Thursday, December 15, 2011

More opinion from the Speculation Site


More Thoughts on The AMiA Mess

1. Thus far the Anglican Mission press office has proven to be a source of spin, misinformation, and borderline slander. Everything it publishes must be treated with extreme skepticism

2. Those who rail most vociferously against bloggers are those who have the most invested in managing, controlling, and shaping information for public consumption. Bloggers on interwebs get in the way of this shaping and controlling by circumventing official channels and putting primary source documentation and often critical opinion directly to the reading public.

3. This is not to say “bloggers are always right”. We’ve all been wrong before and will be wrong again but for all our faults, the service blogs provide is indispensable to a free society. Slaves don’t need information. Free people with decisions to make do.

4. I see no hope of Bishop Murphy's crew finding a new provincial home within a recognized Anglican Communion province. This is good and right.

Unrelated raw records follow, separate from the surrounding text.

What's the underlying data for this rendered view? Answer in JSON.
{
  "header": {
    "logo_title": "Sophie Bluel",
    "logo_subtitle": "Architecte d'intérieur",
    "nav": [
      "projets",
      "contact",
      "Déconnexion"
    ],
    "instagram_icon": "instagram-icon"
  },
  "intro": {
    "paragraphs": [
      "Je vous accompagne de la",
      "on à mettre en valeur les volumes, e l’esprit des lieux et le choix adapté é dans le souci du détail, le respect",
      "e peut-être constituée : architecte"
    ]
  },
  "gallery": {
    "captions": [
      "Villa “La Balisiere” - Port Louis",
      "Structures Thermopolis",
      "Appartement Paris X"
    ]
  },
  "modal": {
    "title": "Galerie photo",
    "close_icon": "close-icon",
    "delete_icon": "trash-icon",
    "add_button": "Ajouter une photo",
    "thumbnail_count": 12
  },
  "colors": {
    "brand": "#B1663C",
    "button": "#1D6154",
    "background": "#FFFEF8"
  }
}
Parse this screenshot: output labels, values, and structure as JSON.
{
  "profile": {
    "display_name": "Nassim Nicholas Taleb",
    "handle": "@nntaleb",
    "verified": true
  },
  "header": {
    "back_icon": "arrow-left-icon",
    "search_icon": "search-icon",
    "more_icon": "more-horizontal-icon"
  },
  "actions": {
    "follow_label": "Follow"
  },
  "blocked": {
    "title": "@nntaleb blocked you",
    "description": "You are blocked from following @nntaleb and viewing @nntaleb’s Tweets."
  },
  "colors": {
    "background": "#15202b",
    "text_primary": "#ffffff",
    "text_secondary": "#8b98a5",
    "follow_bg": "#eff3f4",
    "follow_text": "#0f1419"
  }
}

5. If I were serving under any of the AMiA bishops who broke from Rwanda, I would be worried about my standing in the Anglican world. I’m sure lots of AMiA people are feeling the same way. But those who use this crisis as an excuse to troll for new converts to Rome, the ACNA, TEC, or any other jurisdiction should be ashamed of themselves.

6. The revisionists are mocking us. And rightly so.

7. The best response from those of us belonging to the ACNA is repentance for our own pride, vanity, and divisive petulance.

8. It would be foolish and insulting for the ACNA to accept and receive +Bishop Murphy and those bishops with him into the ACNA. Foolish to think that we will not be used in the same way by the same people, insulting to our Rwandan friends and allies who have already been used.

9. The ACNA “Mission Partner” status of whatever vestige of the AMiA remains with Bishop Murphy needs to be reassessed and, apart from their reconciliation with Rwanda, ended.

10. What does this say, if anything, about the character of North American Anglicanism? I don’t know. But it could be that, like David, our generation has too much blood on its hands to build the Temple. The jurisdictions formed by those of us leaving the Episcopal Church have been shaped by ecclesial war. I don’t, personally speaking, know how to really trust a bishop. Perhaps the best we can do is struggle and fight not to splinter into a thousand sharp little thorns until our children come of age?

11. Or, perhaps this says nothing at all about North American Anglicanism in general but quite a bit about one man in particular?

12. It's been said before, but bears saying again: the Archbishop of Rwanda is not Pharaoh. Bishop Murphy is not Moses.

13. When a church officially promotes heresy she ceases to be a church. To break ecclesial bonds with such an institution is to stay within the Church. It is not schism.

14. Breaking ecclesial bonds because of a dispute over money, pride, power, and autonomy is schism.